The last cat came out of the bedroom, the shy white one, and Matt scooped it onto his thigh.

"Scrubbing pots and pans."

"That was the best part of basic training," he said. "Because it was the most civilian part."

"I don't know how many nights I stayed awake when they sent you over."

"How many letters did I write saying I was nowhere near the combat zone?"

"You were in the country. That was near enough for me."

"The country's not that small. If they fired a shot in Khe Sanh, I wasn't about to get hit wherever I was sitting, comfortably indoors, doing my drudge work."

"You were luckier than a lot of others."

"You sure you don't want to go?"

"I'm staying here," she said.

They sat there with the fruit between them.
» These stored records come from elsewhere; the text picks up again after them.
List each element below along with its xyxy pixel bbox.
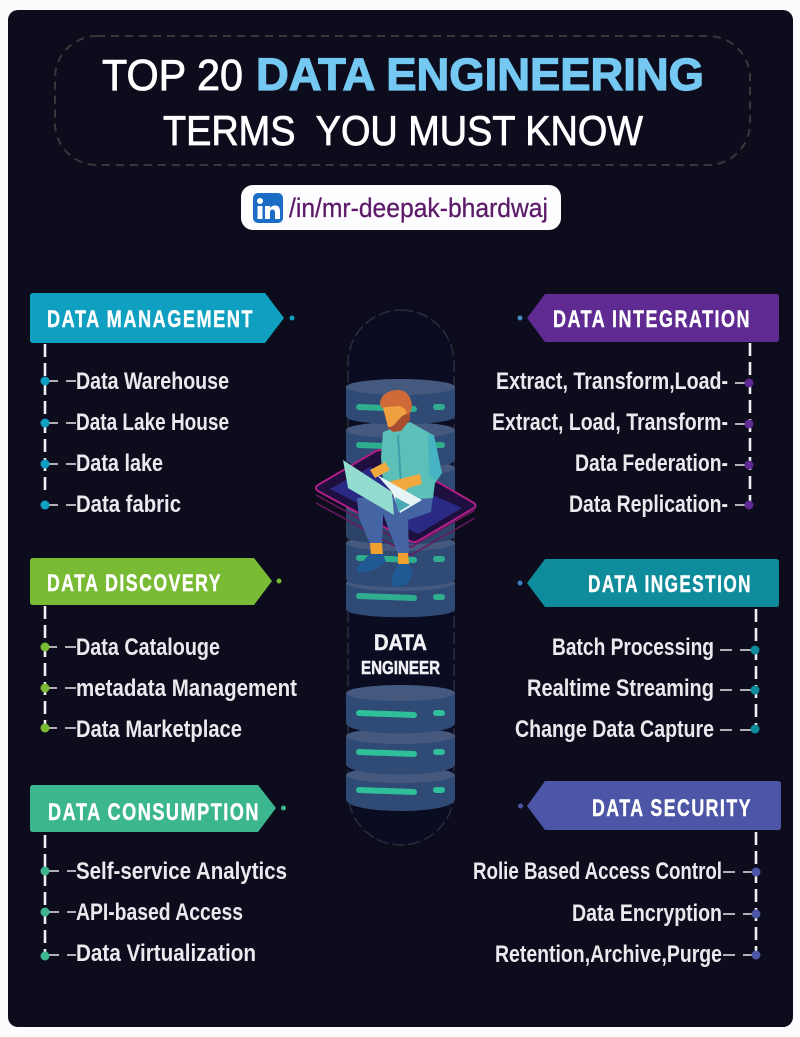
header dot [518,804,523,808]
header dot [276,578,282,584]
hair [380,390,412,414]
header dot [518,316,522,320]
icon: linkedin [253,193,283,223]
term list: Data Federation- [575,450,728,477]
linkedin handle: /in/mr-deepak-bhardwaj [289,193,548,223]
neck and face [383,402,410,430]
term list: Data Lake House [76,409,229,436]
title: TERMS YOU MUST KNOW [163,107,643,154]
term list [473,858,760,968]
connector line [749,343,751,505]
header [30,293,284,343]
term list [492,368,754,518]
connector line [755,609,757,730]
server stack: upper [346,379,455,617]
header dot [281,806,286,810]
header dot [518,580,522,586]
legs [357,496,433,554]
title frame [55,36,750,165]
term list: Batch Processing [552,634,714,661]
term list: Data Replication- [569,491,728,518]
sleeve [428,434,442,481]
term list [515,634,760,743]
connector line [44,835,46,956]
header text: DATA CONSUMPTION [48,799,260,826]
header [30,785,276,832]
section: data management [30,293,294,518]
header [30,558,272,605]
section: data integration [492,294,779,518]
center label: DATA [374,630,427,655]
section: data discovery [30,558,297,743]
connector line [44,344,46,494]
section: data ingestion [515,559,779,743]
term list: Data fabric [76,491,181,518]
header [527,781,781,830]
term list: Data Virtualization [76,940,256,967]
header dot [290,316,294,320]
center label [361,630,440,678]
term list: Realtime Streaming [527,675,714,702]
header text: DATA DISCOVERY [47,570,222,597]
term list: Retention,Archive,Purge [495,941,722,968]
section: data security [473,781,781,968]
term list: Data Encryption [572,900,722,927]
socks [370,543,409,565]
section: data consumption [30,785,287,967]
term list: Data Catalouge [76,634,220,661]
term list: Data lake [76,450,163,477]
term list [40,858,287,967]
title: DATA ENGINEERING [256,49,704,100]
tablet platform [316,450,476,555]
header [527,559,779,607]
laptop screen [343,460,394,515]
illustration: data engineer on tablet [316,390,476,588]
center label: ENGINEER [361,658,440,678]
title: TOP 20 [102,51,243,100]
title [102,49,704,154]
term list [40,368,229,518]
term list: Extract, Load, Transform- [492,409,728,436]
term list: API-based Access [76,899,243,926]
linkedin badge [241,185,561,230]
torso [381,422,442,500]
term list: Rolie Based Access Control [473,858,722,885]
term list: metadata Management [76,675,297,702]
term list: Data Marketplace [76,716,242,743]
term list: Change Data Capture [515,716,714,743]
term list [40,634,297,743]
header [527,294,779,342]
term list: Self-service Analytics [76,858,287,885]
beard [388,412,410,432]
header text: DATA MANAGEMENT [47,306,254,333]
term list: Data Warehouse [76,368,229,395]
server stack: lower [346,685,455,811]
connector line [44,606,46,729]
term list: Extract, Transform,Load- [496,368,728,395]
shoes [357,554,413,588]
arm and hand [370,462,422,496]
connector line [755,832,757,955]
laptop base [377,475,422,513]
central capsule [348,310,454,845]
He heard rain glancing off the window, sounding cool and fresh, and he looked at his mother. She didn't see peaches with leafy stems as works of art.
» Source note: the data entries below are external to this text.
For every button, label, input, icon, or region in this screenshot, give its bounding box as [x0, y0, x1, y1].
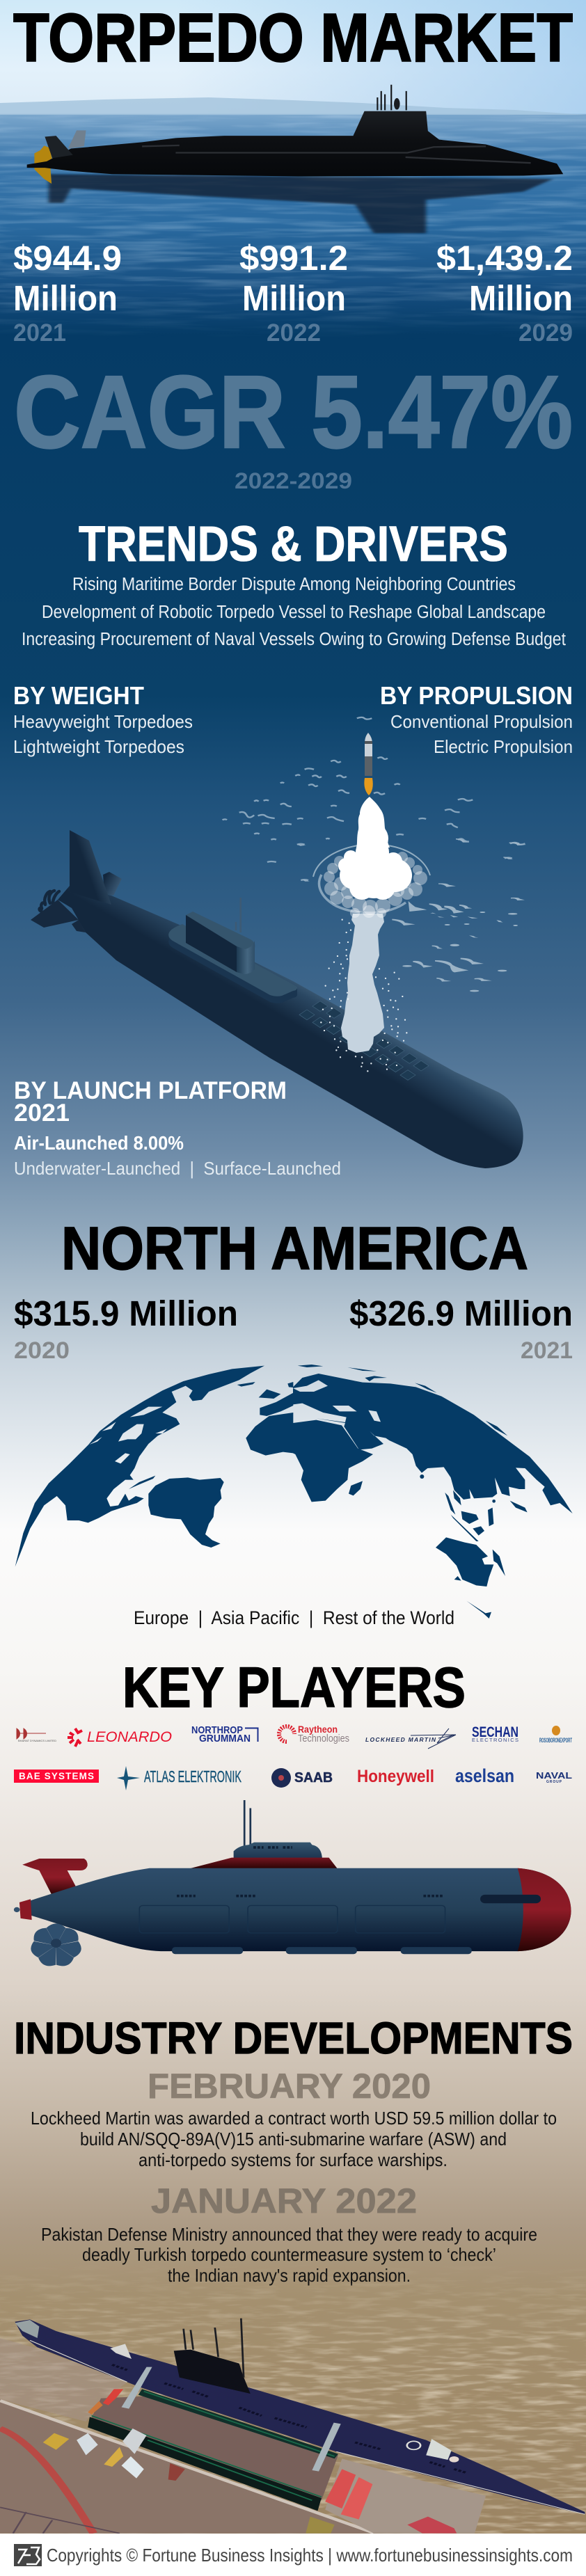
- development February 2020: build AN/SQQ-89A(V)15 anti-submarine warfare (ASW) and: [80, 2129, 507, 2149]
- by propulsion: BY PROPULSION: [380, 681, 573, 710]
- development February 2020: FEBRUARY 2020: [148, 2067, 431, 2106]
- logo: BAE Systems: BAE SYSTEMS: [19, 1771, 94, 1781]
- reflection: [49, 174, 553, 233]
- stat 2021: Million: [13, 278, 118, 318]
- sail: [234, 1843, 322, 1859]
- launch ring: [313, 845, 430, 913]
- large ripple shapes: [296, 838, 526, 992]
- logo: Northrop Grumman: GRUMMAN: [199, 1733, 251, 1744]
- propeller: [29, 1923, 84, 1969]
- trends and drivers heading: TRENDS & DRIVERS: [79, 517, 508, 572]
- logo: Naval Group: [536, 1770, 572, 1784]
- north america 2021 value: [349, 1294, 573, 1364]
- covers: [110, 2344, 132, 2359]
- distant hills: [0, 97, 586, 115]
- by launch platform: [14, 1077, 341, 1179]
- logo: Lockheed Martin: [365, 1728, 456, 1749]
- north america 2020 value: [14, 1294, 238, 1364]
- logo: Raytheon Technologies: [279, 1724, 349, 1744]
- gangways: [122, 2367, 152, 2409]
- logo: Raytheon Technologies: Technologies: [298, 1733, 349, 1744]
- foam water: [325, 2458, 486, 2534]
- inflatable boat: [407, 2517, 457, 2534]
- paving lines: [0, 2507, 120, 2534]
- deck: [168, 932, 297, 1003]
- windows on hull: [112, 2364, 467, 2473]
- hull: [58, 886, 523, 1168]
- red deck: [189, 1858, 338, 1869]
- logo: Bharat Dynamics: [17, 1728, 56, 1742]
- logo: Atlas Elektronik: [117, 1766, 241, 1790]
- north america 2020 value: $315.9 Million: [14, 1294, 238, 1333]
- masts: [377, 85, 406, 110]
- hull: [30, 1868, 571, 1951]
- logo: Honeywell: Honeywell: [357, 1767, 434, 1786]
- footer: [0, 2534, 586, 2576]
- stern cone: [19, 1899, 32, 1920]
- logo: Sechan Electronics: [472, 1724, 518, 1743]
- logo: BAE Systems: [14, 1770, 99, 1783]
- missile hatches: [299, 1001, 429, 1080]
- by propulsion: Conventional Propulsion: [390, 711, 573, 732]
- stat 2021: [13, 239, 122, 347]
- translucent smoke cloud: [324, 852, 427, 918]
- logo: Sechan Electronics: SECHAN: [472, 1724, 518, 1740]
- spray dots: [321, 920, 406, 1071]
- development February 2020: [31, 2067, 557, 2170]
- submarine on the sea surface: [27, 85, 563, 233]
- logo: Saab: [271, 1768, 333, 1788]
- panels and keel fairings: [139, 1905, 445, 1933]
- stat 2021: 2021: [13, 319, 66, 347]
- logo: Atlas Elektronik: ATLAS ELEKTRONIK: [144, 1767, 241, 1786]
- north america heading: NORTH AMERICA: [61, 1215, 528, 1282]
- development January 2022: deadly Turkish torpedo countermeasure system to ‘check’: [82, 2244, 496, 2265]
- logo: Bharat Dynamics: BHARAT DYNAMICS LIMITED: [18, 1739, 56, 1742]
- stat 2022: Million: [242, 278, 346, 318]
- submarine below the launch: [31, 830, 523, 1168]
- trends list: Rising Maritime Border Dispute Among Neighboring Countries: [72, 575, 516, 594]
- development January 2022: the Indian navy's rapid expansion.: [168, 2265, 411, 2286]
- fins: [45, 136, 73, 158]
- stat 2022: [239, 239, 348, 347]
- trends list: [22, 575, 566, 649]
- by propulsion: Electric Propulsion: [434, 736, 573, 757]
- red floats: [325, 2469, 356, 2509]
- propeller blades: [40, 891, 59, 912]
- submarine hull: [15, 2319, 585, 2514]
- hull: [27, 111, 563, 176]
- upper fin: [70, 830, 111, 905]
- logo: Naval Group: NAVAL: [536, 1770, 572, 1781]
- logo: Aselsan: aselsan: [455, 1765, 514, 1786]
- propeller: [34, 145, 52, 184]
- missile launch: [321, 733, 427, 1071]
- development January 2022: [41, 2181, 537, 2286]
- logo: Leonardo: [68, 1728, 172, 1747]
- kiosks and markings: [43, 2433, 69, 2450]
- north america 2021 value: 2021: [521, 1337, 573, 1364]
- stat 2021: $944.9: [13, 239, 122, 278]
- rudder: [22, 1859, 88, 1896]
- other regions: Europe | Asia Pacific | Rest of the World: [134, 1607, 454, 1628]
- by launch platform: BY LAUNCH PLATFORM: [14, 1077, 287, 1104]
- logo: Sechan Electronics: ELECTRONICS: [472, 1737, 518, 1743]
- red painted curve: [0, 2428, 93, 2534]
- masts: [244, 1800, 251, 1847]
- stat 2029: $1,439.2: [436, 239, 573, 278]
- by weight: Lightweight Torpedoes: [13, 736, 184, 757]
- development January 2022: Pakistan Defense Ministry announced that they were ready to acquire: [41, 2224, 537, 2245]
- north america 2021 value: $326.9 Million: [349, 1294, 573, 1333]
- red nose: [518, 1868, 571, 1951]
- logo: Rosoboronexport: [539, 1726, 572, 1744]
- stat 2029: Million: [469, 278, 573, 318]
- by weight: Heavyweight Torpedoes: [13, 711, 193, 732]
- quay edge: [0, 2401, 374, 2533]
- by propulsion: [380, 681, 573, 757]
- logo: Northrop Grumman: [191, 1724, 258, 1744]
- logo: Leonardo: LEONARDO: [87, 1729, 172, 1745]
- conning tower: [174, 2350, 251, 2394]
- upper rear fin: [103, 872, 122, 896]
- stat 2029: 2029: [518, 319, 573, 347]
- wake trail: [341, 914, 384, 1053]
- trends list: Development of Robotic Torpedo Vessel to Reshape Global Landscape: [42, 603, 546, 622]
- dock: [90, 2396, 338, 2500]
- logo: Naval Group: GROUP: [546, 1780, 562, 1784]
- stat 2029: [436, 239, 573, 347]
- flame: [364, 778, 373, 795]
- development February 2020: anti-torpedo systems for surface warships.: [138, 2149, 448, 2170]
- key players heading: KEY PLAYERS: [122, 1656, 466, 1719]
- stat 2022: 2022: [267, 319, 321, 347]
- torpedo missile: [365, 733, 372, 776]
- by launch platform: Underwater-Launched | Surface-Launched: [14, 1158, 341, 1179]
- shallow water by quay: [0, 2338, 127, 2422]
- water surface ripples: [223, 717, 525, 880]
- rudder plate: [31, 900, 79, 928]
- by launch platform: 2021: [14, 1099, 70, 1127]
- by weight: BY WEIGHT: [13, 681, 144, 710]
- north america 2020 value: 2020: [14, 1337, 70, 1364]
- smoke cloud: [338, 823, 412, 900]
- illustrated submarine: [14, 1800, 571, 1969]
- stat 2022: $991.2: [239, 239, 348, 278]
- icon: Fortune Business Insights logo: [14, 2544, 42, 2566]
- logo: Northrop Grumman: NORTHROP: [191, 1724, 243, 1736]
- world globe map: [15, 1365, 573, 1619]
- smoke column: [356, 797, 390, 848]
- quay: [0, 2399, 377, 2534]
- CAGR: 2022-2029: [235, 468, 352, 493]
- docked submarine photograph: [0, 2319, 585, 2534]
- water texture: [0, 2261, 586, 2534]
- logo: Raytheon Technologies: Raytheon: [298, 1724, 338, 1735]
- sail: [186, 912, 255, 951]
- by launch platform: Air-Launched 8.00%: [14, 1132, 184, 1154]
- logo: Lockheed Martin: LOCKHEED MARTIN: [365, 1736, 436, 1743]
- by weight: [13, 681, 193, 757]
- logo: Saab: SAAB: [294, 1770, 333, 1786]
- mast: [236, 898, 241, 932]
- company logos: [14, 1724, 572, 1790]
- development January 2022: JANUARY 2022: [151, 2181, 417, 2220]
"I'm going to early mass."

"Say hello to God for me. I'll have coffee waiting when you get back."

"He erased it," she said. "Because what else was he supposed to do?"

She said good night and went inside. The cats vanished while he made up the sofa. Nick was always the subject, ultimately. Every subject, ground down and sifted through, yielded a little Nicky, or a version of the distant adult, or the adolescent half lout looking to hit someone. These were the terms of the kinship. He lay in the dark and listened to the rain. He felt little. He felt small and lost. His wife was little. He had undersized kids. They did nothing in the world that would ever be noticed. They were innocent. There was a curse of innocence that he carried with him. Against his brother, against the stature of danger and rage he could only pose the fact of his secondness, his meek freedom from guilt.